La start-up envisage également de pouvoir accueillir des cultures directement dans sa serre d’expérimentation, implantée à Saint-Nom-la-Bretèche (Yvelines). Preuve en est, 750 mètres carrés de serres viennent d’être construits et s’ajoutent aux 300 mètres carrés déjà présents. Reste à présent à aménager ce nouvel espace et pour financer ses investissements, Tower Farm compte sur une levée de fonds lancée dans les prochaines semaines. Objectif : 5 millions d’euros.

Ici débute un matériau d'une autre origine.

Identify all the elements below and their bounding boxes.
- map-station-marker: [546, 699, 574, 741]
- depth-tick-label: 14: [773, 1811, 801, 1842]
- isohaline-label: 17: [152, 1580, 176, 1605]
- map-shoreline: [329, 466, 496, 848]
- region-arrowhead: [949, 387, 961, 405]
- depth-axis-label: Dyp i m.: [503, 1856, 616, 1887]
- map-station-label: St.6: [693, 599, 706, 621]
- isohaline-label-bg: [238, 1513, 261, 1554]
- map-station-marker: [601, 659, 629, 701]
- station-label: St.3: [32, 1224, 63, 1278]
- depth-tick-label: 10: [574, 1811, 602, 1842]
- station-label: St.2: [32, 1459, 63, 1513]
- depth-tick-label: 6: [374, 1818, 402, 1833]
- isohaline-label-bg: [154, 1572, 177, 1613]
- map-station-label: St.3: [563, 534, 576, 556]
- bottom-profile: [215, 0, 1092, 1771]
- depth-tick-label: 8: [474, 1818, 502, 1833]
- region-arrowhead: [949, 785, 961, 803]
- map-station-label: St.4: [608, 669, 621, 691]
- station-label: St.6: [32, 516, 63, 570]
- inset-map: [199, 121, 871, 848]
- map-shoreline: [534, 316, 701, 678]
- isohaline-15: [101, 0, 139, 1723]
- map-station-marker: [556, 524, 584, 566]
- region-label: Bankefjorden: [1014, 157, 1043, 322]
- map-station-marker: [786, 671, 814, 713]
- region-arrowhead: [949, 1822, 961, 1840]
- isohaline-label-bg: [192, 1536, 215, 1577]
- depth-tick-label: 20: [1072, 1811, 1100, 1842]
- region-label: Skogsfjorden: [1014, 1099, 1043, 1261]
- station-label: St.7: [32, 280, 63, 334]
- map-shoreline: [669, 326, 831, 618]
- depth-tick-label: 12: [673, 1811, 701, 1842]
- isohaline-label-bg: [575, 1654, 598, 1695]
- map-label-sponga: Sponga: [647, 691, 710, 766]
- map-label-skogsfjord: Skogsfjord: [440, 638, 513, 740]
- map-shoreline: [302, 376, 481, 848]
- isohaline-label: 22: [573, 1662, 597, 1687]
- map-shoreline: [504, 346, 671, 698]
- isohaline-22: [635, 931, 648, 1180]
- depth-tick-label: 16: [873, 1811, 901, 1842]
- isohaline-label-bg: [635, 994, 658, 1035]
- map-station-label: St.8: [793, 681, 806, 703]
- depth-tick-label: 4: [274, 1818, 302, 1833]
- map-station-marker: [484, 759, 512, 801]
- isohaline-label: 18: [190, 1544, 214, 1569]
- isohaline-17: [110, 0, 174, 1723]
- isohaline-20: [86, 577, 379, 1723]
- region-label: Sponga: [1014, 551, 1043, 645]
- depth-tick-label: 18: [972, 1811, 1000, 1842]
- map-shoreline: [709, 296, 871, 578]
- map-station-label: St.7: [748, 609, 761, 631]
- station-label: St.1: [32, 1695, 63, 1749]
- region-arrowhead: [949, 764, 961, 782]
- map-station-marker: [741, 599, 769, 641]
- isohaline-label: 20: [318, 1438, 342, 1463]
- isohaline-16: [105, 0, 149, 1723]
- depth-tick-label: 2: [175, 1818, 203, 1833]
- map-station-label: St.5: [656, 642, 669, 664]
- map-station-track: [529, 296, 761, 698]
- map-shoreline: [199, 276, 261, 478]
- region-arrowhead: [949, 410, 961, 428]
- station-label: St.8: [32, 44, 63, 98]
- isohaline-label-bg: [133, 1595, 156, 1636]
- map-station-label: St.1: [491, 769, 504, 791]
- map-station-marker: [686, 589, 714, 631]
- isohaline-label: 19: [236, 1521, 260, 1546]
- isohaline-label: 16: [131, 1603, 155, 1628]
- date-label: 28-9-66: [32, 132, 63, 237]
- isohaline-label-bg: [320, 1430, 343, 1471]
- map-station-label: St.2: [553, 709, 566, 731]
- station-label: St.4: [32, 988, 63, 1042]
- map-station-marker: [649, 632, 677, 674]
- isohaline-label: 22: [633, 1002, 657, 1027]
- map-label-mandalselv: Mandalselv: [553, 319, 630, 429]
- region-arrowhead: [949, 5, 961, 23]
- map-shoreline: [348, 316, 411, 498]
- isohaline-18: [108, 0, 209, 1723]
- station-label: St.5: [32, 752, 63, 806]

L’usage et la production du cannabis thérapeutique progressivement inscrit dans la loi

En mars 2021, l’usage thérapeutique du cannabis est mis à l’essai pour une durée de trois ans et auprès de 3.000 patients. Porté par l’Agence nationale de sécurité du médicament et des produits de santé, cette expérimentation vise l’épilepsie, certaines formes de cancer, d’affections du système nerveux et les situations palliatives. Les traitements sont aujourd’hui tous importés, mais l’ANSM a nommé, le 17 février 2022, un comité scientifique temporaire chargé de permettre le développement de cette filière en France. Ses 11 membres ont 4 mois pour, à la fois réglementer la culture du cannabis thérapeutique, mais également définir les spécifications des futurs médicaments. Un décret légalisant sous certaines conditions la culture du cannabis à usage médical et la préparation de médicament a également été signé. En parallèle, les entrepreneurs comme les industriels français se positionnent sur ce marché prometteur.